Some retailers make a real effort to display their wares at Bath Christmas market—with traders coming from as far afield as Australia. The vast majority of stallholders are UK-based, however, and most are local to the West Country.

Chili peppers, for instance, are not exactly one of Bath’s big exports. The Upton Cheyney Chilli Company, though, has carved out a niche by supplying this vegetable to those who like their food hot.

“We grow the chilies on a farm in the hills above Bath,” says Chilli Dave. “It’s 50 meters from the field to the kitchen, then about five miles from the kitchen to the market. You can’t get any more local!”

It’s small, independent, local businesses like the Upton Cheyney Chilli Company that Bath Christmas market favors. If you want to wander down the street to Starbucks, browse in Marks and Spencer and pick gifts from the Argos catalogue, these High street giants are present in Bath, as they are in every town. However, if you want to drink real Severn cider while selecting from hand-made scarves and hats or speaking to the artisan who crafted your toy or painting, then the Christmas market cannot be beat.

FOR THOSE WITH SEASONAL wares, the Christmas market is a vital outlet. “We work year round, but this time of year we put in 20-hour days,” says George Hollywood, proprietor of Georgie Porgie’s Puddings. “We make over 40,000 puddings a year, and the Bath Christmas market is one of our biggest events.”

Hollywood’s puddings fly off the stall as soon as it is restocked. Not only does he offer a traditional British Christmas pudding—a steamed cake mixture containing dried fruit, rum and brandy—but also varieties with cider and apple, lemon and Pimm’s or orange and Cointreau. If you’re not sure which to choose, then try the samples on offer. You’ll also find tasters of local cheeses, sweets and chocolates at many of the stalls.

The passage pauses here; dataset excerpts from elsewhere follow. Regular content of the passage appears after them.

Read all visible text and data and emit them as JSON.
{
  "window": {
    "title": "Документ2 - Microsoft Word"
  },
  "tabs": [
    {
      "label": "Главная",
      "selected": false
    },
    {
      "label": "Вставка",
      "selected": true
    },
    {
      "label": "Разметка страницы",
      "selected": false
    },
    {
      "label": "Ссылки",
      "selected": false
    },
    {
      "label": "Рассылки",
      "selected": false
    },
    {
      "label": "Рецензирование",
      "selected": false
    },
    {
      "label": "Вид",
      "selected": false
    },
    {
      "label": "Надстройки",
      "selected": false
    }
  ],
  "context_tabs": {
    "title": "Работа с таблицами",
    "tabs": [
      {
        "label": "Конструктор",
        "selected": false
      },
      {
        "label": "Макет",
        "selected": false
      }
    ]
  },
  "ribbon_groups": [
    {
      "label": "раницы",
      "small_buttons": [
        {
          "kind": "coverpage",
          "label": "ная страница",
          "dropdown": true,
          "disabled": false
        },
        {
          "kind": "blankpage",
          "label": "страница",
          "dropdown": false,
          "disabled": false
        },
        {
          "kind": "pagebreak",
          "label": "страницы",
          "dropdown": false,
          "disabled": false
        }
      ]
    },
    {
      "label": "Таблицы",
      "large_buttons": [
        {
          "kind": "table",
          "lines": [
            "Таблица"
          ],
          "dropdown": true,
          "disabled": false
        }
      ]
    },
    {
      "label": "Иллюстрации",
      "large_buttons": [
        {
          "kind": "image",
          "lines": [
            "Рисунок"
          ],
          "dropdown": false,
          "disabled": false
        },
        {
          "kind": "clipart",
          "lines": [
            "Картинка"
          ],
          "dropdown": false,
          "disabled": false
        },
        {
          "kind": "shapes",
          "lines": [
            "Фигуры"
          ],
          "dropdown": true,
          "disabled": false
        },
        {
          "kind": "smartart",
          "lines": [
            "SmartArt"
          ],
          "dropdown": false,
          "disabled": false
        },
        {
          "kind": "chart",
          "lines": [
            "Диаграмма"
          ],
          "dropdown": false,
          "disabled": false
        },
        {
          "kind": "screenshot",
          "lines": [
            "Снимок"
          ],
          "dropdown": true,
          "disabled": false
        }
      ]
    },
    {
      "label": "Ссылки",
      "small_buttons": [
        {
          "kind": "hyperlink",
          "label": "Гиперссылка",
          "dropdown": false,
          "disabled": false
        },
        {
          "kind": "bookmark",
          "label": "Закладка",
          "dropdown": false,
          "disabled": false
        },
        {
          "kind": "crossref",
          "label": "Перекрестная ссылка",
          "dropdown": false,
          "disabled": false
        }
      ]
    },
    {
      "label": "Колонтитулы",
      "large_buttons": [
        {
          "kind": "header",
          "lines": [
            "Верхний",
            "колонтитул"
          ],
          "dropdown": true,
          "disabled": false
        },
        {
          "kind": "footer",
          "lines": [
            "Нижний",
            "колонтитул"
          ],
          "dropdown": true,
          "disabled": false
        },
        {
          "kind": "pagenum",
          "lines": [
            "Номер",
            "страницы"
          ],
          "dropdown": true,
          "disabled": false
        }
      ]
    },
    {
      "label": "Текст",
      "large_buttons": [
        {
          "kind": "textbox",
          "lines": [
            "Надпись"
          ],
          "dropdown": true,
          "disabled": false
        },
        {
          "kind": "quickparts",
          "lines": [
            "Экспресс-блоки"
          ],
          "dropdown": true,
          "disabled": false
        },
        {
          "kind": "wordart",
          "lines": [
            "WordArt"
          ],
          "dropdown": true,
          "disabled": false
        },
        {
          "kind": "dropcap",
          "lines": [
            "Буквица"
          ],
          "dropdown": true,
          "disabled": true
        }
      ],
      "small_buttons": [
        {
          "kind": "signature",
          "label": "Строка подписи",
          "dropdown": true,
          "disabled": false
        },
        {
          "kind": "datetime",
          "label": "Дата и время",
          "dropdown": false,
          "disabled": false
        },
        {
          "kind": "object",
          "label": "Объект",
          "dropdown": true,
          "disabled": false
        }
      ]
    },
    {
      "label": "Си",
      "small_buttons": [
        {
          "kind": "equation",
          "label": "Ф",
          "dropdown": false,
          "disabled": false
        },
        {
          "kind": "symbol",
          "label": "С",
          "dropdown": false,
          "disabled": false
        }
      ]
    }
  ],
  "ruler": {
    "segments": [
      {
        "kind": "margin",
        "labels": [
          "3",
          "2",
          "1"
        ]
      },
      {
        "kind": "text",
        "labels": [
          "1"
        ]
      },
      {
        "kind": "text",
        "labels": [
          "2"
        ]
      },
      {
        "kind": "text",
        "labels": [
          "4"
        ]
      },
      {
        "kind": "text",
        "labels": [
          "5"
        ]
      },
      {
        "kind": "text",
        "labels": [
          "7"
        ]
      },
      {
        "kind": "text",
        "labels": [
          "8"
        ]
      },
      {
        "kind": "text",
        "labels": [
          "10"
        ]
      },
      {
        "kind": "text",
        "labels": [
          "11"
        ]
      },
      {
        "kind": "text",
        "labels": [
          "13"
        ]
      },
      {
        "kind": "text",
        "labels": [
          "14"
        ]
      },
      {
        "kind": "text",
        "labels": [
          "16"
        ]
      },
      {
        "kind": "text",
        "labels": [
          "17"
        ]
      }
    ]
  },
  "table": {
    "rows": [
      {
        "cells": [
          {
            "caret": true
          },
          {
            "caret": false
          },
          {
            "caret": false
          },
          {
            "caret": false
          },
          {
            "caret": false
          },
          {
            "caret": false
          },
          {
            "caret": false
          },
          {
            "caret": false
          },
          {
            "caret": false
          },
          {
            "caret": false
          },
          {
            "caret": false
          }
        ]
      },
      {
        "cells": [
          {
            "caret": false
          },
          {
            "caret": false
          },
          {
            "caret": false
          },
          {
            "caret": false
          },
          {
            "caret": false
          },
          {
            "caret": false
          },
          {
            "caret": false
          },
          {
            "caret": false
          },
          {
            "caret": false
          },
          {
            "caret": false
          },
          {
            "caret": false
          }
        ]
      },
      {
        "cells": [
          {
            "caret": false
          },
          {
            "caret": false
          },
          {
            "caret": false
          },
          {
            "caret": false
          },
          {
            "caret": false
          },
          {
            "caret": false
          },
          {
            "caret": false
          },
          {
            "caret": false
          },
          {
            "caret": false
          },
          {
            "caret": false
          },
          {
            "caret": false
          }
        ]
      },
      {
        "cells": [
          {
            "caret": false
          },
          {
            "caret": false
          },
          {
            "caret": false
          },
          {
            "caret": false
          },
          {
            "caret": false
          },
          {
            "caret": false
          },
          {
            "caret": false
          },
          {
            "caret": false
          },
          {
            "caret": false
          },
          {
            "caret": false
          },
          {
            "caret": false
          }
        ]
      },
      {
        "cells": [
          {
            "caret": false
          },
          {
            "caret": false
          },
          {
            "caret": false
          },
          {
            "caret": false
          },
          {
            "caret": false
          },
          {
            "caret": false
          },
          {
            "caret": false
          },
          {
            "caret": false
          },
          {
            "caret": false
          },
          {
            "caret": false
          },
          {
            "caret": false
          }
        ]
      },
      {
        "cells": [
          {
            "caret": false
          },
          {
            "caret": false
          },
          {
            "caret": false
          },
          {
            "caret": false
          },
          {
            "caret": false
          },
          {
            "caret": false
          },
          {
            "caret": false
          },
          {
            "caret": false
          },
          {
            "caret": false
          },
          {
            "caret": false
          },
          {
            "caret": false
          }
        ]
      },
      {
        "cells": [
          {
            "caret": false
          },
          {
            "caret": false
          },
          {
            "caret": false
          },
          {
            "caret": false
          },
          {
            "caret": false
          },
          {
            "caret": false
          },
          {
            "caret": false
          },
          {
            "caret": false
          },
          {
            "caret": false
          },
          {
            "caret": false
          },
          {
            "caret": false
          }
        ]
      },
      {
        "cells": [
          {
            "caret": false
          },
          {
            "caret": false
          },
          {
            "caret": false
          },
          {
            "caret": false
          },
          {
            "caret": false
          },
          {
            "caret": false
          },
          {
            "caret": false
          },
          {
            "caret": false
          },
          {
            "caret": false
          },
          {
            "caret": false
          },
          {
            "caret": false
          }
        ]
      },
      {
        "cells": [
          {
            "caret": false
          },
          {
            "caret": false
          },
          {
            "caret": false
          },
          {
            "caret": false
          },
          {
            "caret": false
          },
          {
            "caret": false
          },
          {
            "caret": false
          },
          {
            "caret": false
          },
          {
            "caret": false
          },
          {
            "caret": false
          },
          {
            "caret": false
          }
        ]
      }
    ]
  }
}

The samples are generous, but retailers make enough sales to make it worthwhile. It’s thought that shoppers spend up to £20 million in Bath at the Christmas Market, with 20,000 people visiting on peak days. Even in a tourist city like Bath, it’s a welcome bonus to the coffers and helps keep the local economy ticking.

As dusk falls, the fairy lights decking the chalets begin to shine through the darkness. It’s at this point that the Christmas marketplace takes on a magical feel. With Bath’s ancient buildings providing the backdrop and plenty of traditional wares on offer, it almost feels like you’ve stepped back in time to the Victorian Christmases of Charles Dickens. You won’t bump into many Scrooges here, though; happy, smiling faces are the vast majority. With darkness, the temperature drops. Now is a good time to purchase a hot mulled wine. Already had one? Have another—it is nearly Christmas, after all!